Last week, Pritzker sent a letter to President Joe Biden asking for federal help.

“On top of the 15,000 that have arrived in Chicago and Illinois over the last 13 months, we are now seeing busloads [of] more migrants at increasingly higher rates being sent specifically to Chicago each day. Unfortunately, the welcome and aid Illinois has been providing to these asylum seekers has not been matched with support by the federal government,” he said. “Most critically, the federal government’s lack of intervention and coordination at the border has created an untenable situation for Illinois.” 

At the end of September, the state offered over $40 million in funding to Illinois communities outside of Chicago that would be willing to house, feed, and care for migrants.

On Sunday, Pritzker said the administration had “heard” him.

“We were very clear in our communication with the White House that what we need is logistical support, that is help deciding where these folks are to go, because they can’t all go to Chicago and New York, and D.C.,” he said. “They need to go in places where there’s even more help to offer. We, of course, are a welcoming state and have been caring for the people who’ve arrived. But we can’t bear the burden only ourselves.”

Pritzker suggested the White House create an office, headed by one executive, that would work with the states on immigration.

Chicago declared itself a “sanctuary city” for foreign migrants in 2021, and vowed to not cooperate with federal immigration authorities. The announcement was made in response to former President Donald Trump’s efforts to build a wall along the Texas border.

According to the city’s Sanctuary City Ordinance, Chicago authorities do not ask an individual’s immigration status or report noncitizens to U.S. Immigration and Customs Enforcement (ICE).
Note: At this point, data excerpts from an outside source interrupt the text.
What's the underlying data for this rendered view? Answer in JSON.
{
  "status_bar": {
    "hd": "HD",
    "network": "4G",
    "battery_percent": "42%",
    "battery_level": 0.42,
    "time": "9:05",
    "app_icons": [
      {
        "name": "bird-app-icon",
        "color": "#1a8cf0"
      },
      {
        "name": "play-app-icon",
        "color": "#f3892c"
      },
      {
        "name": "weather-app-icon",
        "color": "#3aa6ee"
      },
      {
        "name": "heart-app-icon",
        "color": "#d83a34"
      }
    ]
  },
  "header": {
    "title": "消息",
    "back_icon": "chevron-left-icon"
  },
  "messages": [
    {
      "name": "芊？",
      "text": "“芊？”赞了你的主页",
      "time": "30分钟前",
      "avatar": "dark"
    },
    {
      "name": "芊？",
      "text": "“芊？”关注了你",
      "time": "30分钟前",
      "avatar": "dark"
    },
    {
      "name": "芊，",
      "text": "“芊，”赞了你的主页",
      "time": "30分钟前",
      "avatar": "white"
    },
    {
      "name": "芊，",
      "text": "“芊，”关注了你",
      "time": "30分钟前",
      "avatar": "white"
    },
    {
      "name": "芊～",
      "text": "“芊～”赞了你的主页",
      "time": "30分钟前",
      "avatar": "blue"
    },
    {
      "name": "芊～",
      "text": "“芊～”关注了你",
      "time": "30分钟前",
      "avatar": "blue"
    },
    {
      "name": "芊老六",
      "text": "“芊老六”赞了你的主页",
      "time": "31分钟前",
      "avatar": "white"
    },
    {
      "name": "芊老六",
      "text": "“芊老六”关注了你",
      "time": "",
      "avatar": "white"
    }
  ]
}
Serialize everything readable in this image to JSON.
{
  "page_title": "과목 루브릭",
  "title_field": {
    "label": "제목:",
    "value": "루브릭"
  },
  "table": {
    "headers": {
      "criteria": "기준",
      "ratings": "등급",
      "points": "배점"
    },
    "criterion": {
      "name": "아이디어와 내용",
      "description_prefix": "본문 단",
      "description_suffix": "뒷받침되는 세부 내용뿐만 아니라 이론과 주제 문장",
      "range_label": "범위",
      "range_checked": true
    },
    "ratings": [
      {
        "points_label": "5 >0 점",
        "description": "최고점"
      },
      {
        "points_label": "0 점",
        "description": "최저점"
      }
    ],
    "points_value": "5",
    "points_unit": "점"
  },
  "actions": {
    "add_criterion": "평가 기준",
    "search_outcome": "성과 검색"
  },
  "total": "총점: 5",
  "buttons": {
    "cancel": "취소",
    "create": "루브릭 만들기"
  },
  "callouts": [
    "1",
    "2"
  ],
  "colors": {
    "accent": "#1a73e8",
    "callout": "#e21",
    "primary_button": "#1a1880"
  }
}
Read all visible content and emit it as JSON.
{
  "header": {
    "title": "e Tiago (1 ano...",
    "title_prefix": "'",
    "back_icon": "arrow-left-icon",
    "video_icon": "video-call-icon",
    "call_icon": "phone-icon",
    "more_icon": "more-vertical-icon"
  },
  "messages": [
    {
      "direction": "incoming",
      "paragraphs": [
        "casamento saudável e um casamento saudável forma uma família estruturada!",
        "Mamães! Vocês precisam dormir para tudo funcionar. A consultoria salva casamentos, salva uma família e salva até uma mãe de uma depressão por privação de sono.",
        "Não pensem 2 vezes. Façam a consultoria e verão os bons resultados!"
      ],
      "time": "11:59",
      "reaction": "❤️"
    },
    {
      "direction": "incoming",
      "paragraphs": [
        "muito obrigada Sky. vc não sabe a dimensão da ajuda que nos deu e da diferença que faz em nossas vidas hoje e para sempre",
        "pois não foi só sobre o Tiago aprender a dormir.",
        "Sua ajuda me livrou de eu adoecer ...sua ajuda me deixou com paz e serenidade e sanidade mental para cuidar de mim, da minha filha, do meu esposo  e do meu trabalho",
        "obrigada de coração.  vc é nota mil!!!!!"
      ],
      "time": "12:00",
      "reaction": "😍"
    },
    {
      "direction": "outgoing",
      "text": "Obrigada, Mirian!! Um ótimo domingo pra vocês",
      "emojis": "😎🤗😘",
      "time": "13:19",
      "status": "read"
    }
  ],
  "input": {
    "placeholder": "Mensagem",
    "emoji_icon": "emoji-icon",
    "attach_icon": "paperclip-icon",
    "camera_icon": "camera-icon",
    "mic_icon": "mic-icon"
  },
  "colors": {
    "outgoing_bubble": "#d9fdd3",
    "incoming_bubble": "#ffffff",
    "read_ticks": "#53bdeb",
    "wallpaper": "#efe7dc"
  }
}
Under U.S. immigration rules, immigrants seeking asylum in America are required to wait in their home country for 150 days after submitting their application for a work permit.

Governors in southern states, like Gov. Greg Abbott in Texas, said other states should share the burden of caring for tens of thousands of migrants that cross the border each day, and began busing them to the self-declared “sanctuary cities” in California, Washington D.C., New York, and Illinois.

Pritzker on Sunday said the crisis “needs to be a federal, national problem that gets handled at the national level.”

New York Mayor Eric Adams has said that his city has reached maximum capacity, and those seeking asylum are being misinformed about the availability of shelter and jobs.

Chicago and Illinois taxpayers have set aside $94 million for migrant housing, and the state has budgeted $550 million for migrant health care, but authorities say there is no end in sight to the arrivals and critics say the cost will fall on taxpayers.